My hand moved to his hard length, moved up and down the velvety shaft, but he stopped me.
"Not tonight, my love. Not until you're sure it's me you want."
His voice was rough silk, threaded with desire, but there was also devotion and restraint. His hand trembled slightly as it brushed a stray curl from my cheek, even though his body was still hard beneath mine, all coiled tension and heat.
“But I am sure,” I whispered, breathless, dazed from the pleasure he’d just wrung from my body. “Mallack, I want?—”
He shook his head gently, a smile ghosting his lips. “You want to give something back. I know. I see it in your eyes.” He drew me closer and wrapped his arms around me protectively. “But I’ve waited twenty rotations to touch you again. I can wait a little longer.”
I pressed my forehead to his, feeling the thrum of his breath against my mouth. “This isn’t about memory. I don’t remember being yours, but I feel it. Like gravity.”
His eyes closed, a low sound caught in his throat. “I feel it too,” he admitted. “But I won’t take you when you’re still unraveling. I don’t want to be the moment you regret. I want to be the one you reach for when everything else makes sense again.”
Tears pricked at the corners of my eyes, unexpected and overwhelming. Who was this male who worshipped my body and protected my heart like it was his own? Who held back, even now, when all he had to do was lean in?
He kissed my temple, then my cheek.
“When you’re sure,” he murmured against my skin, “I’ll be here. And when that night comes, I will thank the gods and gladly take what you offer.”
Tears stung my eyes as I wrapped myself around him, every inch of me melting into his warmth, and let the safety of that promise carry me into sleep.
Once again, we had shunned the bed in favor of the furs by the fire. Daphne didn’t seem to be complaining about it, and neither would I. I would have gladly slept on a rock if it meant holding her. Feeling her heartbeat, low and even, beneath the palm of my hand.
Last night, she had given me the greatest gift: trust. She had let me worship her body like it was sacred, allowed me to learn her all over again, with every brush of skin, every whispered breath. It hadn’t mattered that my cock throbbed in protest, aching for the release I denied us both. Watching her come undone beneath me had been all that mattered.
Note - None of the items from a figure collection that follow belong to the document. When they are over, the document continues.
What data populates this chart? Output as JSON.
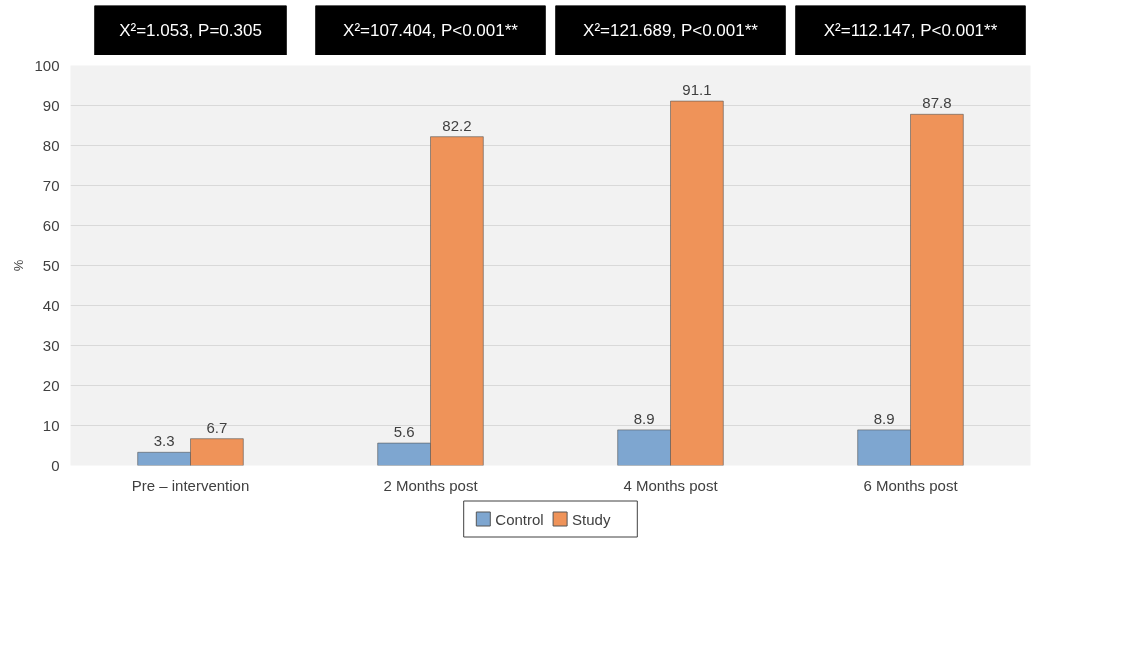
{
  "chart_data": {
    "type": "bar",
    "categories": [
      "Pre – intervention",
      "2 Months post",
      "4 Months post",
      "6 Months post"
    ],
    "series": [
      {
        "name": "Control",
        "color": "#7ea6d0",
        "values": [
          3.3,
          5.6,
          8.9,
          8.9
        ]
      },
      {
        "name": "Study",
        "color": "#ef9359",
        "values": [
          6.7,
          82.2,
          91.1,
          87.8
        ]
      }
    ],
    "ylabel": "%",
    "ylim": [
      0,
      100
    ],
    "yticks": [
      0,
      10,
      20,
      30,
      40,
      50,
      60,
      70,
      80,
      90,
      100
    ],
    "annotations": [
      "X²=1.053, P=0.305",
      "X²=107.404, P<0.001**",
      "X²=121.689, P<0.001**",
      "X²=112.147, P<0.001**"
    ],
    "data_labels": true,
    "grid": "y",
    "legend": "bottom"
  }
}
I hadn’t slept at all. Not really. I’d spent the hours watching the firelight flicker across her features, memorizing the curve of her mouth when she dreamed, the way her fingers curled against my chest. I’d buried my nose in her hair, breathed her in like she was the last clean air left on this planet. I didn’t want to close my eyes. Not when I had her here. Alive. Soft. Warm in my arms.
A dozen times, I’d nearly woken her just to tell her I loved her. A hundred more, I’d whispered it into the space between her shoulder and my throat, letting the words disappear into her skin.
Now, morning was bleeding pale light into the edges of the tent, softening the world. But still I didn’t move. I didn’t want to disturb her, didn’t want to risk losing this moment to whatever waited outside. Duty. War. Questions we still hadn’t answered.
Instead, I just watched her.
The way she sighed and burrowed closer in her sleep. The way her leg slid over mine, as though some part of her remembered this too—remembered us. Maybe not the past. But the shape of it. The shape of what we were.
Of what we still might be.
And I knew, with a fierce clarity that settled in my bones, that I would wait a thousand more nights, hold my hunger behind my teeth as long as it took, if it only meant I could keep her like this. If it meant she’d choose me, all over again.
A faint shift broke the quiet, followed by the slow flutter of her lashes against her cheek. I stilled, breath held tight in my throat, as if any sound might steal the moment away.
She blinked once, twice, adjusting to the dim morning light that filtered through the tent flaps. Her gaze drifted—unfocused at first—before settling on me.
And then she smiled.
It was small. Sleep-soft and unguarded. But it was genuine.
“Morning,” I said, my voice rasping lower than I intended.
She didn’t answer right away. Just reached out and traced a fingertip along my jaw, as though making sure I was real too. Her eyes met mine fully then. They were wide open and awake, and in them I saw it.
The thing I’d been aching to find.
Recognition. Not of memory, but ofme. The way she used to look at me. Like I was the sun and the sea and every horizon she wanted to chase. Like I was hers.
She wasn’t ready to say it yet. I didn’t need her to. That look—gods, that look—was enough to lift me from the weight of every buried grief. It felt like breath after drowning. Like the universe cracked open just to make room for hope again.
My hand moved to the side of her face, cradling her cheek, and my thumb brushed the delicate skin beneath her eye. “You’re looking at me,” I whispered, “the way you used to.”